After you have written the DAG use cntrl+O to save and then cntrl+X to exit.

Run the Airflow Webserver and Scheduler

Now you are ready to restart the scheduler (the scheduler has to be restarted to run the new contents of a DAG file).

pkill -f "airflow webserver"
airflow scheduler

Once running, you can use the Airflow UI to manually trigger your DAG by clicking the play button next to your DAG name. This will execute the workflow immediately, regardless of its schedule. You can also view task status, logs, and dependencies in the UI.

If the DAG does not appear in the UI or you prefer the command line, you can trigger it from the CLI using:

airflow dags trigger <DAG>

If your DAG fails or doesn’t appear in the UI, logs are the best way to troubleshoot. You can find detailed logs in the Airflow UI by clicking on the DAG, selecting the specific task, and opening the “Log” tab. Alternatively, you can check logs from the command line by navigating to:

cd $AIRFLOW_HOME/logs

Conclusion

Apache Airflow is a powerful orchestration platform that transforms how businesses manage data workflows. By enabling automation, scalability, and transparency, Airflow ensures that data pipelines run reliably and on time, which is critical for analytics and decision-making. It can augment cloud data storage platforms such as Snowflake, which currently doesn’t support native automation.

The initial setup has many moving parts. You’ll likely encounter dependency conflicts, version mismatches, and database limitations along the way.

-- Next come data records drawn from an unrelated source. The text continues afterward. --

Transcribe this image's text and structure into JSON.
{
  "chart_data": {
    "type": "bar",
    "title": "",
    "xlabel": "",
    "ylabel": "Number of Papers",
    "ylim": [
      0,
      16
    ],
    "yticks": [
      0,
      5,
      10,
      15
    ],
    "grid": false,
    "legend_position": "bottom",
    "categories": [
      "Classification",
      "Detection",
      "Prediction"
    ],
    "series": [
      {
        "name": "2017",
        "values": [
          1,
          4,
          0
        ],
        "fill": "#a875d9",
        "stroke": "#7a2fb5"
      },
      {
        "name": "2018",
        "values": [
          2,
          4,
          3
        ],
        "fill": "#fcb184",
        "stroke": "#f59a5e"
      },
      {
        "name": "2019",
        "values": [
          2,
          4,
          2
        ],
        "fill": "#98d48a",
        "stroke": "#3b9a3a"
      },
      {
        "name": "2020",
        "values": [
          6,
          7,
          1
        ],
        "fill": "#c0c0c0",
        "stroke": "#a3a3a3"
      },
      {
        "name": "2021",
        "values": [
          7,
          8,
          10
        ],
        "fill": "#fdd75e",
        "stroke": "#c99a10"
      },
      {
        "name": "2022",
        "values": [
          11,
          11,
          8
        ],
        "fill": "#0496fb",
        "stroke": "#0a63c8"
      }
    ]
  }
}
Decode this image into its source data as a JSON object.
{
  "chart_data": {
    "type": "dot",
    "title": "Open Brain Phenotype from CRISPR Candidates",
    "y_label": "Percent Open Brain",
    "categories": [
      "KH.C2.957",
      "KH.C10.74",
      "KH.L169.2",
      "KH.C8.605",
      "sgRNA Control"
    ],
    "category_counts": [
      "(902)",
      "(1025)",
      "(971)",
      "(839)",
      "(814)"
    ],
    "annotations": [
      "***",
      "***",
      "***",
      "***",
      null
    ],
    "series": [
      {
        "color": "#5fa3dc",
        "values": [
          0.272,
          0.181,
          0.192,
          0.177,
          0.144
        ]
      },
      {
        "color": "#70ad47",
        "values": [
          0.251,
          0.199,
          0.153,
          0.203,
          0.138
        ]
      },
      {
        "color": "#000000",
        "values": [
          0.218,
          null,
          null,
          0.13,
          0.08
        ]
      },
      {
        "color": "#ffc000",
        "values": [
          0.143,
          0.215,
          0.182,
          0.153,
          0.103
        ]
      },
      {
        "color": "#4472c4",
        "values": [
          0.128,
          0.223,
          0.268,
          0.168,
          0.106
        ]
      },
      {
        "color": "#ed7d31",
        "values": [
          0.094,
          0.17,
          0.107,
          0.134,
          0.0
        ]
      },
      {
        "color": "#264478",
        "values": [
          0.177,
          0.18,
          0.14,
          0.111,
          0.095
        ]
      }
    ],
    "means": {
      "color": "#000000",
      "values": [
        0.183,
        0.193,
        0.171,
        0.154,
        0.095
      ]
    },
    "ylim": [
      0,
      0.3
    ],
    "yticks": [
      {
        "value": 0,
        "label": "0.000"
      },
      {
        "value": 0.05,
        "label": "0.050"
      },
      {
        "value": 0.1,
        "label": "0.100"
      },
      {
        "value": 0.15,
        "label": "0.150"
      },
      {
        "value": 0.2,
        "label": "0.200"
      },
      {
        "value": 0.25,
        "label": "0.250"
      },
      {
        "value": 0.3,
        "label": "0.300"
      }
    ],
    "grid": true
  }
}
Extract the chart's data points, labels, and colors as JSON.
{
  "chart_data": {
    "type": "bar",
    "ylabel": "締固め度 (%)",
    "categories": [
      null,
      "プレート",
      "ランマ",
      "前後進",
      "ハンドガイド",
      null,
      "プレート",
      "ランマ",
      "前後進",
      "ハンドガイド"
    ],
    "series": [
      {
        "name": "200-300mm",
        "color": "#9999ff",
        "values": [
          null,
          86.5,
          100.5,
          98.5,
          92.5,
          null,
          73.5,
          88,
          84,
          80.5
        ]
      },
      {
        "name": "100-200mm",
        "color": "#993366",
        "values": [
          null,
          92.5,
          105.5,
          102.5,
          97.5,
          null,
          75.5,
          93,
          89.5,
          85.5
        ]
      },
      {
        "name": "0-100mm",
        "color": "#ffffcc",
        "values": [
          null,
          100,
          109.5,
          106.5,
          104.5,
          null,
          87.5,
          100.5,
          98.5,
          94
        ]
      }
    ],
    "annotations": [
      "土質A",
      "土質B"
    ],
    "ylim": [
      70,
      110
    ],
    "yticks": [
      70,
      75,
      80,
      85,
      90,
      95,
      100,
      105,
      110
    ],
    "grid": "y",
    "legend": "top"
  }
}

But these challenges are temporary and solvable through systematic troubleshooting and best practices, such as using official constraint files, isolating environments, and switching to robust backends like PostgreSQL.

Once configured, the payoff is a flexible, enterprise-grade solution that can orchestrate complex ETL pipelines, manage cross-system dependencies, and scale effortlessly as your data needs grow. With proper planning and attention to detail, Airflow becomes the backbone of a modern data infrastructure, delivering reliability, security, and efficiency.